Publié dans Réseau JAMA ouvert, une équipe collaborative de chercheurs de la faculté de médecine de l'Université du Minnesota, de l'Université de Stanford, du centre médical Beth Israel Deaconess et de l'Université de Virginie a étudié dans quelle mesure les médecins utilisaient GPT-4 – ; un grand système de modèle de langage d'intelligence artificielle (IA) – ; pour diagnostiquer les patients.
L'étude a été menée auprès de 50 médecins américains agréés en médecine familiale, médecine interne et médecine d'urgence. L'équipe de recherche a constaté que la disponibilité du GPT-4 pour les médecins comme aide au diagnostic n'améliorait pas de manière significative le raisonnement clinique par rapport aux ressources conventionnelles. Parmi les autres conclusions clés figurent :
- GPT-4 à lui seul a démontré des scores significativement meilleurs en termes de performances diagnostiques, surpassant les performances des cliniciens utilisant les ressources de diagnostic en ligne conventionnelles et des cliniciens assistés par GPT-4.
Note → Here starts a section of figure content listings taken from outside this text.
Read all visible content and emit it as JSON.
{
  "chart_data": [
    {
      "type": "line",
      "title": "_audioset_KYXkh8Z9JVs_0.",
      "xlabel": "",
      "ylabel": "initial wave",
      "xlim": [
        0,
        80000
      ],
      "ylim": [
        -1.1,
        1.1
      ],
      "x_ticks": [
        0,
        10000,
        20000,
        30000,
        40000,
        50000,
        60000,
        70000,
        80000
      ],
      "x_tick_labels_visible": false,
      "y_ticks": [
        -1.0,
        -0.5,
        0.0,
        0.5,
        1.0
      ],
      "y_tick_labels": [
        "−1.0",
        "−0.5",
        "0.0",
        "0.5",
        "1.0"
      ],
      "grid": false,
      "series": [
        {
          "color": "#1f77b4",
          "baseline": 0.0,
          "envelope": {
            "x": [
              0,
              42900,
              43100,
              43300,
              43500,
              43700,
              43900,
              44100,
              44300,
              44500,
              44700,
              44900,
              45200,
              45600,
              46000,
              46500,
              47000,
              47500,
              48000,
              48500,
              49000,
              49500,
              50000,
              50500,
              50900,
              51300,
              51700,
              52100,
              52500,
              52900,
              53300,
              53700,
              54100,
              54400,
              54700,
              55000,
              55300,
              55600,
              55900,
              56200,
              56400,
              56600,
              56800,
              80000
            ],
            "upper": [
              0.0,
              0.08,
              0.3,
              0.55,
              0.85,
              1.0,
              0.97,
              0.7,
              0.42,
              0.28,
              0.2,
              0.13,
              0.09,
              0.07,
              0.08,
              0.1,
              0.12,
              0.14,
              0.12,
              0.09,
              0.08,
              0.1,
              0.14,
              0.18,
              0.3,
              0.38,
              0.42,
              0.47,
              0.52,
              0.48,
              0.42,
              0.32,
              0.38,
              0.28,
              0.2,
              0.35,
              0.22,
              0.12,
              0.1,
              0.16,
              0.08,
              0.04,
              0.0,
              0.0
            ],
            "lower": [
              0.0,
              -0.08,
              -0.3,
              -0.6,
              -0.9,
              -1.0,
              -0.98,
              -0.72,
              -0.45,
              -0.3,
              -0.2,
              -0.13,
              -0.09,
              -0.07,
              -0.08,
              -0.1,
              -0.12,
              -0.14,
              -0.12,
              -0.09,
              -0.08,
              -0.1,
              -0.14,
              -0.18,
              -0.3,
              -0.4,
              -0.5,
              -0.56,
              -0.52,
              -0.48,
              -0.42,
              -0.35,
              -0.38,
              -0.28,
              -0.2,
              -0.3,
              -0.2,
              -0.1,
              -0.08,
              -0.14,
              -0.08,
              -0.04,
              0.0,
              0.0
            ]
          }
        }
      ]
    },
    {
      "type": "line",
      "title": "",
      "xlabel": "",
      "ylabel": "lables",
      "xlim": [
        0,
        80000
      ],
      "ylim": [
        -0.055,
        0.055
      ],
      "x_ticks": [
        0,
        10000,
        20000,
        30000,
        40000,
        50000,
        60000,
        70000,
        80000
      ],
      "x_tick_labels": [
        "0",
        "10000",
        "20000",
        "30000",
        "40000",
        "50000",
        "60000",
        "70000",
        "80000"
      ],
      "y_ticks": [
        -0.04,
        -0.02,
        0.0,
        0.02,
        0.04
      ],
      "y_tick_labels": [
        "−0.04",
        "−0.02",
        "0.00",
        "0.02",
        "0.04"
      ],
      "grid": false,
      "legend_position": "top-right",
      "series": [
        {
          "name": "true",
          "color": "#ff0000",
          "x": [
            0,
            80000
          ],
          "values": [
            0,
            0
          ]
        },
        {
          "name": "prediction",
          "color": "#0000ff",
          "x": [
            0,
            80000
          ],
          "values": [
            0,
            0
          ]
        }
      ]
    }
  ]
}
- Il n’y a eu aucune amélioration significative des performances diagnostiques avec l’ajout de GPT-4 lors de l’évaluation des cliniciens utilisant GPT-4 par rapport aux cliniciens utilisant des ressources de diagnostic conventionnelles.
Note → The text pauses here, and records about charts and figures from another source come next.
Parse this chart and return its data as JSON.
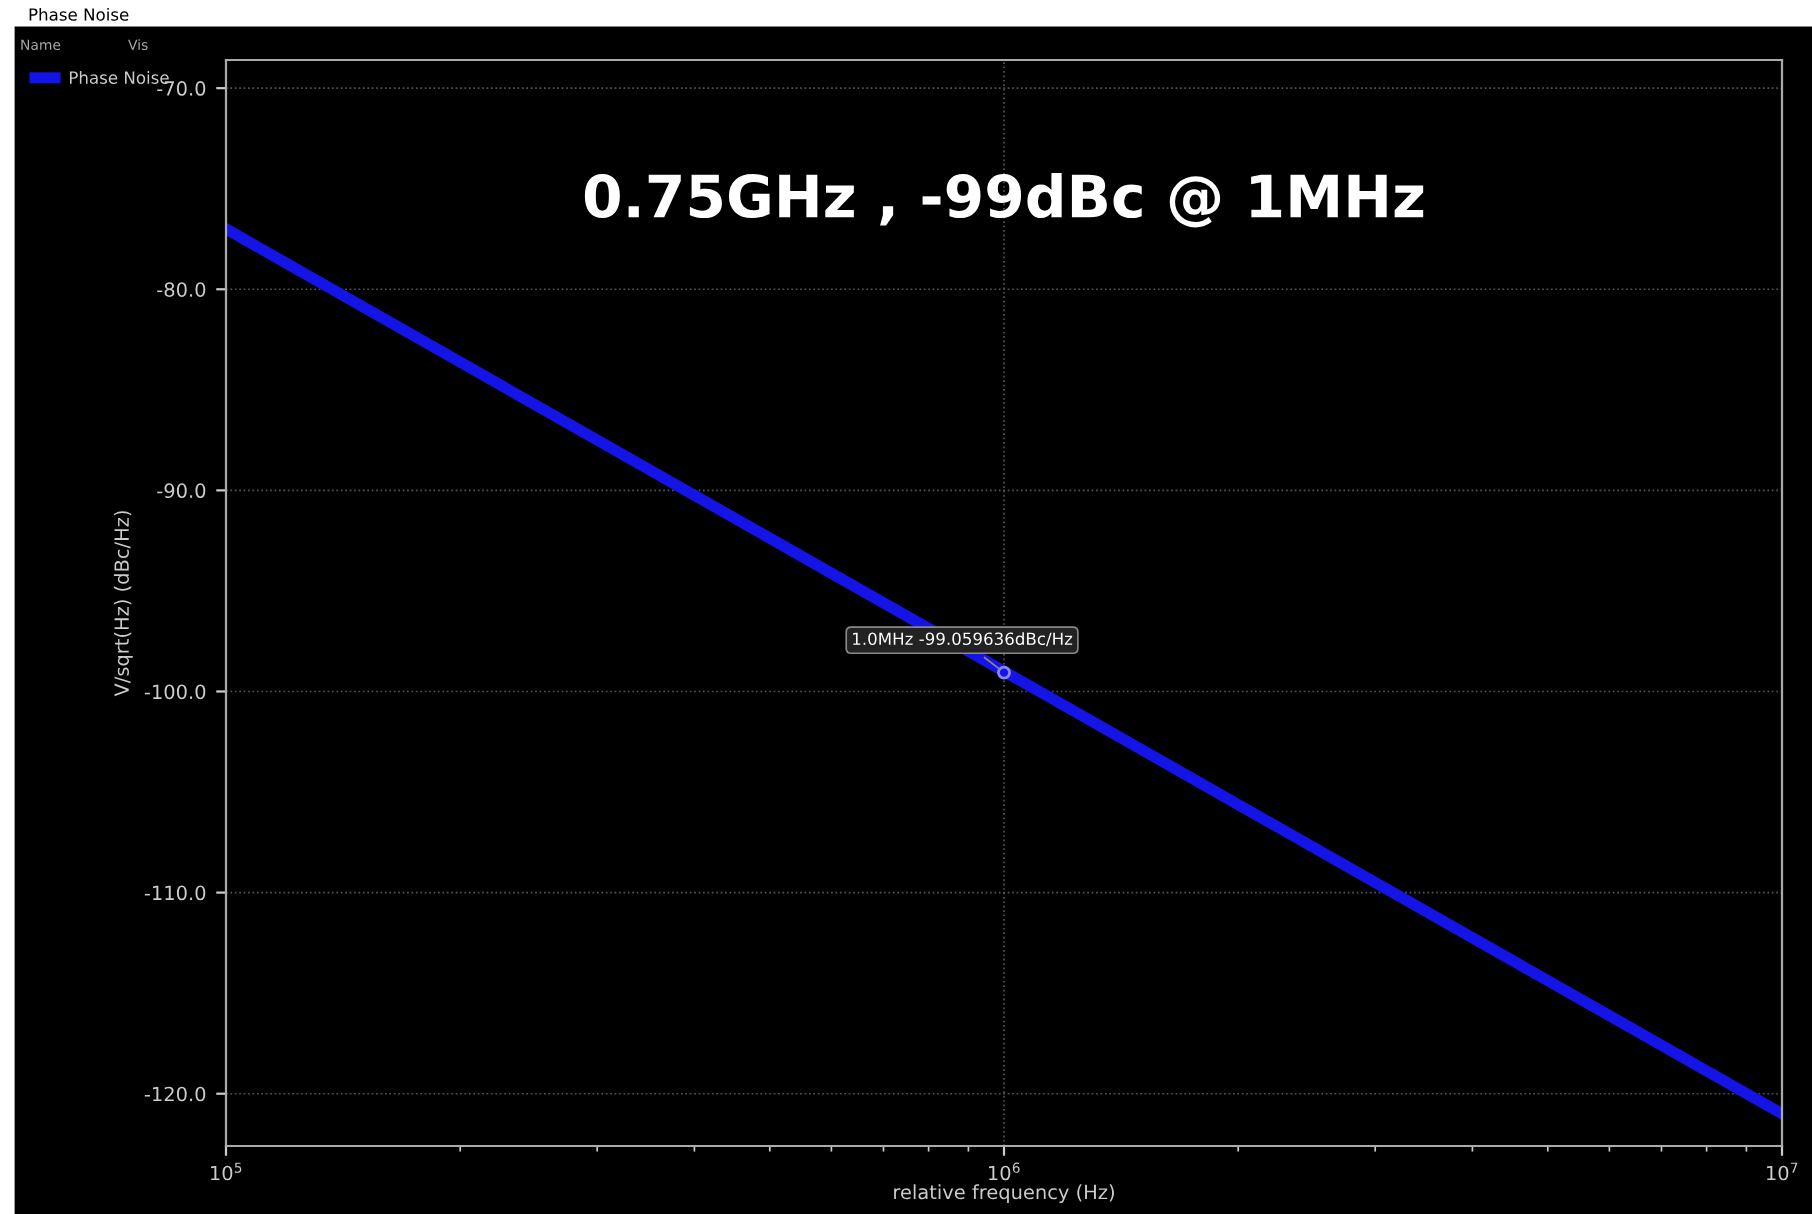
{
  "chart_data": {
    "type": "line",
    "title": "Phase Noise",
    "subtitle": "0.75GHz , -99dBc @ 1MHz",
    "xlabel": "relative frequency (Hz)",
    "ylabel": "V/sqrt(Hz) (dBc/Hz)",
    "x": [
      100000,
      1000000,
      10000000
    ],
    "series": [
      {
        "name": "Phase Noise",
        "color": "#1414e6",
        "values": [
          -77,
          -99,
          -121
        ]
      }
    ],
    "log": "x",
    "xlim": [
      100000,
      10000000
    ],
    "xticks": [
      {
        "value": 100000,
        "label": "10$^{5}$"
      },
      {
        "value": 1000000,
        "label": "10$^{6}$"
      },
      {
        "value": 10000000,
        "label": "10$^{7}$"
      }
    ],
    "ylim": [
      -122.6,
      -68.6
    ],
    "yticks": [
      {
        "value": -70,
        "label": "-70.0"
      },
      {
        "value": -80,
        "label": "-80.0"
      },
      {
        "value": -90,
        "label": "-90.0"
      },
      {
        "value": -100,
        "label": "-100.0"
      },
      {
        "value": -110,
        "label": "-110.0"
      },
      {
        "value": -120,
        "label": "-120.0"
      }
    ],
    "annotations": [
      {
        "text": "1.0MHz -99.059636dBc/Hz",
        "x": 1000000,
        "y": -99.059636
      },
      "Name",
      "Vis"
    ],
    "grid": true,
    "legend": "top left",
    "marker": "none",
    "line_style": "solid"
  }
}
« Le domaine de l'IA se développe rapidement et a un impact sur nos vies, à l'intérieur comme à l'extérieur de la médecine. Il est important que nous étudiions ces outils et comprenions comment nous les utilisons au mieux pour améliorer les soins que nous prodiguons ainsi que l'expérience de leur prestation », a déclaré Andrew Olson, MD, professeur à la faculté de médecine de l'Université du Manitoba et hospitaliste chez M Health Fairview.
Cette étude suggère qu'il existe des opportunités d'amélioration supplémentaire dans la collaboration médecin-IA dans la pratique clinique.
Andrew Olson, MD, professeur, faculté de médecine de l'Université du Minnesota
Ces résultats soulignent la complexité de l’intégration de l’IA dans la pratique clinique. Même si le GPT-4 seul a montré des résultats prometteurs, l’intégration du GPT-4 comme aide au diagnostic aux côtés des cliniciens n’a pas surpassé de manière significative l’utilisation des ressources de diagnostic conventionnelles. Cela suggère un potentiel nuancé pour l’IA dans le domaine des soins de santé, soulignant l’importance d’une exploration plus approfondie de la manière dont l’IA peut soutenir au mieux la pratique clinique. De plus, d’autres études sont nécessaires pour comprendre comment les cliniciens doivent être formés à l’utilisation de ces outils.
Les quatre institutions collaboratrices ont lancé un réseau bi-côtier d'évaluation de l'IA – ; connu sous le nom de ARiSE – ; pour évaluer davantage les résultats de GenAI dans le domaine de la santé.
Le financement de cette recherche a été assuré par la Fondation Gordon et Betty Moore.